This morning I received an e-mail forward from Cordelia. It was an electronic meditation written by Barbara Cawthorne Crafton, a retired Episcopal priest who started these “Almost Daily eMos” as a way to provide her parishioners with a meditation they could use for their daily prayers. You can check out her website at http://www.geraniumfarm.org/home.cfm. In this morning’s meditation she quoted Bill Tully, the Rector of St. Bartholomew’s Church in New York City. He said, “Holy Week gives you something the world cannot give you. Yes, we know the story. We can talk it — maybe we can even recite it. But walking it gives us something we can get nowhere else.”

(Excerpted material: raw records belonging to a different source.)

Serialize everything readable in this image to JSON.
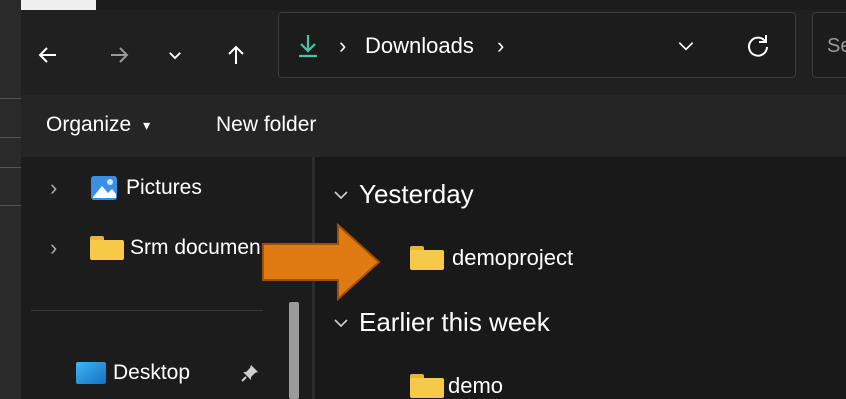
{
  "window": {
    "title": "Downloads"
  },
  "nav": {
    "back_icon": "arrow-left-icon",
    "forward_icon": "arrow-right-icon",
    "recent_icon": "chevron-down-icon",
    "up_icon": "arrow-up-icon"
  },
  "address": {
    "location_icon": "download-icon",
    "separator": "›",
    "crumbs": [
      "Downloads"
    ],
    "trailing_separator": "›",
    "dropdown_icon": "chevron-down-icon",
    "refresh_icon": "refresh-icon"
  },
  "search": {
    "placeholder_visible": "Se"
  },
  "command_bar": {
    "organize_label": "Organize",
    "organize_caret": "▾",
    "new_folder_label": "New folder"
  },
  "nav_pane": {
    "items": [
      {
        "label": "Pictures",
        "icon": "pictures-icon",
        "expand": "›"
      },
      {
        "label": "Srm documen",
        "icon": "folder-icon",
        "expand": "›"
      },
      {
        "label": "Desktop",
        "icon": "desktop-icon",
        "pinned": true
      }
    ]
  },
  "content": {
    "groups": [
      {
        "label": "Yesterday",
        "items": [
          {
            "name": "demoproject"
          }
        ]
      },
      {
        "label": "Earlier this week",
        "items": [
          {
            "name": "demo"
          }
        ]
      }
    ]
  },
  "annotation": {
    "arrow_color": "#e07b14",
    "arrow_icon": "arrow-right-callout-icon"
  },
  "colors": {
    "download_accent": "#4cc2a4",
    "folder": "#f7c948",
    "pictures": "#3a8ee6"
  }
}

I have been reflecting on that on this Good Friday morning as I prepare for our evening Tenebrae service at Smithville. Of all of the worship services throughout the Christian year, Tenebrae is my favorite. Perhaps I should rather say it is the most meaningful service of the liturgical year since “favorite” may not be the best term to use for such a somber service. Tenebrae is Latin for darkness and the purpose of the service is to create the emotional aspects of the passion story. This service does not offer the benefits of Christ’s resurrection that we have come to expect in Christian worship services – there is no sermon, no prayer in Jesus’ name, no offering as there is no Christian work, no benediction. There are no announcements, no coffee hour, no chit-chat before or after the service. It recreates the betrayal, the abandonment, the agony of Christ’s death and is left unfinished because the service really isn’t over until the resurrection on Easter day. Throughout the service, candles are extinguished until all is dark. And then we sit and experience the darkness.
On this Good Friday, we walk the agonizing path with Jesus and sit in the darkness of his death. It is true that we have hope because we know the end of the story, but for today we must experience the darkness.